Design of novel refractory equiatomic multi-principal elemental alloys based on Mo-Nb-Ti system for Gen IV reactor applications

Excellent irradiation damage resistance demonstrated by multi-principal elemental alloys (MPEAs) has sparked significant interest among researchers, prompting exploration into their vast compositional space, to validate their suitability for nuclear applications. A combined approach of thermodynamic and empirical parameters calculations alongside CALPHAD (CALculation of PHAse Diagrams) for phase formation predictions enable high-throughput material selection for sophisticated applications like nuclear, overcoming laborious and time-consuming experiments. Key thermodynamic and empirical parameters for eight novel equiatomic MPEAs, based on seven low thermal neutron cross section refractory elements, for predicting phase formation were calculated, and equilibrium and non-equilibrium simulations in CALPHAD were employed to comprehensively evaluate the systems. Pseudo binary phase diagram simulations showed that Zr, V or equiatomic CrV additions to the base MoNbTi alloy (MoNbTi-Zr, MoNbTi-V and MoNbTi-CrV alloys) favor the formation of isomorphous body-centered cubic (BCC) phase at high temperatures, while Cr, Al, equiatomic ZrV, or equiatomic CrAl additions (MoNbTi-Cr, MoNbTi-Al, MoNbTi-ZrV or MoNbTi-CrAl alloys) limit the solubility of them. Equilibrium CALPHAD simulations at 750 °C were consistent with XRD results on MoNbTi, MoNbTiZr and MoNbTiCr alloys, and partially for others. Notably, elemental segregation observed in the backscattered electron (BSE) scanning electron microscopy (SEM) images of the alloys was accurately simulated through non-equilibrium Scheil solidification calculations in CALPHAD, further verified by experiments.

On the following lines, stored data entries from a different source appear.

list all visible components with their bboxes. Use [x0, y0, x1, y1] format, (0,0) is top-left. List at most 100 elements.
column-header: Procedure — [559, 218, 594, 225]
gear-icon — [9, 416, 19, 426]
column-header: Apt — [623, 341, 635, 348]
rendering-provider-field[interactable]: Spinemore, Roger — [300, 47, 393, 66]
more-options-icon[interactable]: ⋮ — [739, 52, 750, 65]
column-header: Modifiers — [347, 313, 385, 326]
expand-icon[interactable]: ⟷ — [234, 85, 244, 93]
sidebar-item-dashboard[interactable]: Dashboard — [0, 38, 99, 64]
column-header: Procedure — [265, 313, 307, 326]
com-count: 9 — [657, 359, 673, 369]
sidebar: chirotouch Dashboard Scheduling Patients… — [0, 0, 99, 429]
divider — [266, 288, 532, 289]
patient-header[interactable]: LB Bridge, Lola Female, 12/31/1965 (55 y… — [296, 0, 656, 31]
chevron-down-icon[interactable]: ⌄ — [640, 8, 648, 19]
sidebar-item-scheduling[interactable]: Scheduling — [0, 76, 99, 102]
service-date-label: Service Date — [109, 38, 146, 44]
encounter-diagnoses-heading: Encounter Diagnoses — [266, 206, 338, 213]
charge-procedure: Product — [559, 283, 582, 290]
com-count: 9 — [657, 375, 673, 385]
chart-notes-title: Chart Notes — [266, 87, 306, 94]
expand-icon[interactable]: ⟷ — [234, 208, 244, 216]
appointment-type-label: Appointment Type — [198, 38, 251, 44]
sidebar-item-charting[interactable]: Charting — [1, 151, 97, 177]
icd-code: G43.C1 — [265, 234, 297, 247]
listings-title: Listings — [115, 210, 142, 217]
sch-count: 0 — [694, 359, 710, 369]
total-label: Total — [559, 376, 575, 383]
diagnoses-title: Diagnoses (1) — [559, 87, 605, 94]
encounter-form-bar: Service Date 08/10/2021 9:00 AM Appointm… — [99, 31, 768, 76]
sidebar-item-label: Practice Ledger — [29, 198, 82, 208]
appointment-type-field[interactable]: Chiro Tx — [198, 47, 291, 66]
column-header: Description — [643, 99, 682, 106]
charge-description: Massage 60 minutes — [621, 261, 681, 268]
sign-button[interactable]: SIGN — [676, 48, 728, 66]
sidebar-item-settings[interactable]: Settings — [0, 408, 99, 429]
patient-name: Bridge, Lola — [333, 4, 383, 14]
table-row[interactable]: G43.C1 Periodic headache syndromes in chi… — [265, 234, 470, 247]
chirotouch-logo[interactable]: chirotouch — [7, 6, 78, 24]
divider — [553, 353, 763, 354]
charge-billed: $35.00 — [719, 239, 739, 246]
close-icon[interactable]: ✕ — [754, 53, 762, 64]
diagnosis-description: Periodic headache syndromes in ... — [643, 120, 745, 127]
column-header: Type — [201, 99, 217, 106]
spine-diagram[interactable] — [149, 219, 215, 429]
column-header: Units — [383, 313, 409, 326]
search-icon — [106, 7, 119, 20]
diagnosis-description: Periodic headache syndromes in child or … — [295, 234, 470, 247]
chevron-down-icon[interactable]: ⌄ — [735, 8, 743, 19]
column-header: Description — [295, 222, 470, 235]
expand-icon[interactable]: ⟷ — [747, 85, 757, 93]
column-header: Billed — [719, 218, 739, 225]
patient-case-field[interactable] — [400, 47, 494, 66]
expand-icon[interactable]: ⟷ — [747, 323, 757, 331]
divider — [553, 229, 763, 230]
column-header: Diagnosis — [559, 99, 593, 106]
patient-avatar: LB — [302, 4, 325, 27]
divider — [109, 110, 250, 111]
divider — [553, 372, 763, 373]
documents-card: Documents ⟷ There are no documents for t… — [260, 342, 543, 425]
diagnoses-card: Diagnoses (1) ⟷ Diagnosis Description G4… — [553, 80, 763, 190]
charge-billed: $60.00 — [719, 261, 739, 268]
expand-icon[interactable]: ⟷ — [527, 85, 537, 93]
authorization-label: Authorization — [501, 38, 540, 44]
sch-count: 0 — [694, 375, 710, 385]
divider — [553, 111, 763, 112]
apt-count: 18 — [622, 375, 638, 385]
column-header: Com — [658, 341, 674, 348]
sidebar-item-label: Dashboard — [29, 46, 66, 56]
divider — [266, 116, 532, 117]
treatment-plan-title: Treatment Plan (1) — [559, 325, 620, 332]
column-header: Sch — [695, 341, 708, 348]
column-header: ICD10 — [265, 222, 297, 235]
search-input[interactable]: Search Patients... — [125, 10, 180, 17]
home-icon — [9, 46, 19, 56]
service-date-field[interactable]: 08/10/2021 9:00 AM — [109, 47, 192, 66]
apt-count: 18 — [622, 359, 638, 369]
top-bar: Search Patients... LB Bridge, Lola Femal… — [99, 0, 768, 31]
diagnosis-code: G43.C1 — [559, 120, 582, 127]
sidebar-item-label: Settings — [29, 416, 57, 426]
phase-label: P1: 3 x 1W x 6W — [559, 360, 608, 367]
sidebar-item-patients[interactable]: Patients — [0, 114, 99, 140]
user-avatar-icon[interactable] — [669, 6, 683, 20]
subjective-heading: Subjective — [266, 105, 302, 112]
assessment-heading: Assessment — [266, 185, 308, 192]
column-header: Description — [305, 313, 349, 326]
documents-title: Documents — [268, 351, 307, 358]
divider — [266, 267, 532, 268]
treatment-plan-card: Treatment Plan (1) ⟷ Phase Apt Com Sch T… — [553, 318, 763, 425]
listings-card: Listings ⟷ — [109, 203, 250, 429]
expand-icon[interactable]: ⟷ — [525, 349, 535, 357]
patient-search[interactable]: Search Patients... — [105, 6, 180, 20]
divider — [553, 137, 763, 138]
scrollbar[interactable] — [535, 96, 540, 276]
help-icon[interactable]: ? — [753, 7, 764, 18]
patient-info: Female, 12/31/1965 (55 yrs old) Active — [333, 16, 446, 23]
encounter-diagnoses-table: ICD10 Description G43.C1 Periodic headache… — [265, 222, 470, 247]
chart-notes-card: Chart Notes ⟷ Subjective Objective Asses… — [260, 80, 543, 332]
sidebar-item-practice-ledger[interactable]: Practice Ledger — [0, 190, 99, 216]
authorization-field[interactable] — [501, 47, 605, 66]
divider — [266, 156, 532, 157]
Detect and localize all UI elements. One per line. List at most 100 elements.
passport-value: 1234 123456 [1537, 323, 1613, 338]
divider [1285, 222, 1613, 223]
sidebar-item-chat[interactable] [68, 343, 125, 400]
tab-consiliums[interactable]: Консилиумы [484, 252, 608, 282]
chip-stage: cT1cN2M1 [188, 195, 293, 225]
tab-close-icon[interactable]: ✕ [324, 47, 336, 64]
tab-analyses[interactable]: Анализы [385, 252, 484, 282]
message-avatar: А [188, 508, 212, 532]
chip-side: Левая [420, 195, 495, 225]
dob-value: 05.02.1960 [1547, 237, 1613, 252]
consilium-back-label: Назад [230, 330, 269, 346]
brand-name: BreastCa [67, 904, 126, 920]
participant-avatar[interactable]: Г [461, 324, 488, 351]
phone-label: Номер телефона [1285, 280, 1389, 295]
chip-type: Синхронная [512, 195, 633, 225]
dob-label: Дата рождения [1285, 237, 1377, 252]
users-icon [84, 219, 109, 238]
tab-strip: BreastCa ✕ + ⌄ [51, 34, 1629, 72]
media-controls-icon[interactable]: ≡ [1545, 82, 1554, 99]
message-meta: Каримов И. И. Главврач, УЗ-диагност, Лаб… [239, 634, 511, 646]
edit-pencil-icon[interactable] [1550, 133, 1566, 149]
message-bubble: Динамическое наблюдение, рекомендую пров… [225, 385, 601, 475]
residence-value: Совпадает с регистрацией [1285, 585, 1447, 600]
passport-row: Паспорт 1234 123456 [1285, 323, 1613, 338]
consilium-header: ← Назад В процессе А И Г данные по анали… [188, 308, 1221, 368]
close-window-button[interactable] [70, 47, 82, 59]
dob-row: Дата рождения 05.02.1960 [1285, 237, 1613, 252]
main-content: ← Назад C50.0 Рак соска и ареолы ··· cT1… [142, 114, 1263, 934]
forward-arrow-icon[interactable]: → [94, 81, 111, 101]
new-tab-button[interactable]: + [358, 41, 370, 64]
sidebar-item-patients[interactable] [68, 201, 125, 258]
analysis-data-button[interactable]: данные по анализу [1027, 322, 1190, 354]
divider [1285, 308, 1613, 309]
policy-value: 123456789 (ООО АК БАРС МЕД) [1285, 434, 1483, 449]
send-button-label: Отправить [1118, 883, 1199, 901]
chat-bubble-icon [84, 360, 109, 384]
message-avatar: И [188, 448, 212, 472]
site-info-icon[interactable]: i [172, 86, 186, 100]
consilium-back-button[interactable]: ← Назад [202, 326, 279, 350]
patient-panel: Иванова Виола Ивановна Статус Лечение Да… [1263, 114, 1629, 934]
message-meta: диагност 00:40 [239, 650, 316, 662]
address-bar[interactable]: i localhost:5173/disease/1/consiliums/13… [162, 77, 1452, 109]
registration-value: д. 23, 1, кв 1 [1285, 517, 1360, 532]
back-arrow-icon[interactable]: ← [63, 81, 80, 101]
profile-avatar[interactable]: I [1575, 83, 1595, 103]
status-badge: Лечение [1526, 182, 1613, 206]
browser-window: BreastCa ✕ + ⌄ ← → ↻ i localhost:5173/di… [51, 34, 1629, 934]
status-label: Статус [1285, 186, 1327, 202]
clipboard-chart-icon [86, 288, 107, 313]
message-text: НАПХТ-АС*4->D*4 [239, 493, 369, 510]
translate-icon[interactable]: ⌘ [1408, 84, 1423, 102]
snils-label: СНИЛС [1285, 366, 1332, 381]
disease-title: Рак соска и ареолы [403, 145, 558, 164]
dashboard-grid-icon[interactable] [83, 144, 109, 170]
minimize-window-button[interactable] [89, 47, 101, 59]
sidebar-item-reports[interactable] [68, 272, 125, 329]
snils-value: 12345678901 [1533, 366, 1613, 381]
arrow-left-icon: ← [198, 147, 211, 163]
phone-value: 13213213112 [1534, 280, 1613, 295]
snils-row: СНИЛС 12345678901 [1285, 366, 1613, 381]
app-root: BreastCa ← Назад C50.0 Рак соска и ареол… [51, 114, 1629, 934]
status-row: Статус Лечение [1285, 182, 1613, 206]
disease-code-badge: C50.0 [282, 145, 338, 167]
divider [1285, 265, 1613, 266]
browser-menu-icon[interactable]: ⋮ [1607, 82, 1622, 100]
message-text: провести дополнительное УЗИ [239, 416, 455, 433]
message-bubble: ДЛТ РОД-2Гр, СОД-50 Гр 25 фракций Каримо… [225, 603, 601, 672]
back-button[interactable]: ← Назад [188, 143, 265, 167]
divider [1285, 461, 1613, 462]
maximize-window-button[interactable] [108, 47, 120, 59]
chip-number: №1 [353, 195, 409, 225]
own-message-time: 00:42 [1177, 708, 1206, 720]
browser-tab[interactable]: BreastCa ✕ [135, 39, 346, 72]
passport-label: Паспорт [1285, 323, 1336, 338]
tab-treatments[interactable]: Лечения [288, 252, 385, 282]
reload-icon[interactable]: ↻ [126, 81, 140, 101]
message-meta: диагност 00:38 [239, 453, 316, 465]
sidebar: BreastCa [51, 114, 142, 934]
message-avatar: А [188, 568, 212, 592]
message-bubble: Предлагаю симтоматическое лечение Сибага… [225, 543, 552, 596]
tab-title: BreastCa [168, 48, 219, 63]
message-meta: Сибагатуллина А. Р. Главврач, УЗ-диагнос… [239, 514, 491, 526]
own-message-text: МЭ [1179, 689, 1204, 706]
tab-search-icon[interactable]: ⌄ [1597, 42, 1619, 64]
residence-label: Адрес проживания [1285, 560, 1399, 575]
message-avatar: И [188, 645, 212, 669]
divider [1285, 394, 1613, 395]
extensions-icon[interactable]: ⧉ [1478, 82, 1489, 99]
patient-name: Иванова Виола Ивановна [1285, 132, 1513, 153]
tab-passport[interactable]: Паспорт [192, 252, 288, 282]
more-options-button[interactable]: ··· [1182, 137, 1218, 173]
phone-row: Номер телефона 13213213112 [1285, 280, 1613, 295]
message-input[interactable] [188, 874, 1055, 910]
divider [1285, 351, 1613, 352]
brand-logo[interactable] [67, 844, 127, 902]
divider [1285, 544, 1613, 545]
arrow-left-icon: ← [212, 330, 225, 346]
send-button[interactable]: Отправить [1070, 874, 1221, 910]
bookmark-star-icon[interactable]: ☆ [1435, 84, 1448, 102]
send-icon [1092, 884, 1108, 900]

The precipitation of TiCr₂ Laves phase in Cr containing MoNbTiCr and MoNbTiCrAl was accurately predicted while discrepancies were noted in MoNbTiCrV. The equilibrium simulations also provided insights into phase compositions at specific temperatures offering a pathway for tailoring the desired microstructure and properties of these systems. Empirical parameters calculations successfully predicted random solid solution in the base MoNbTi alloy, and with an exception in MoNbTiV and MoNbTiAl, predicted intermetallic precipitation in the rest, especially, Laves phase precipitation in Cr containing alloys.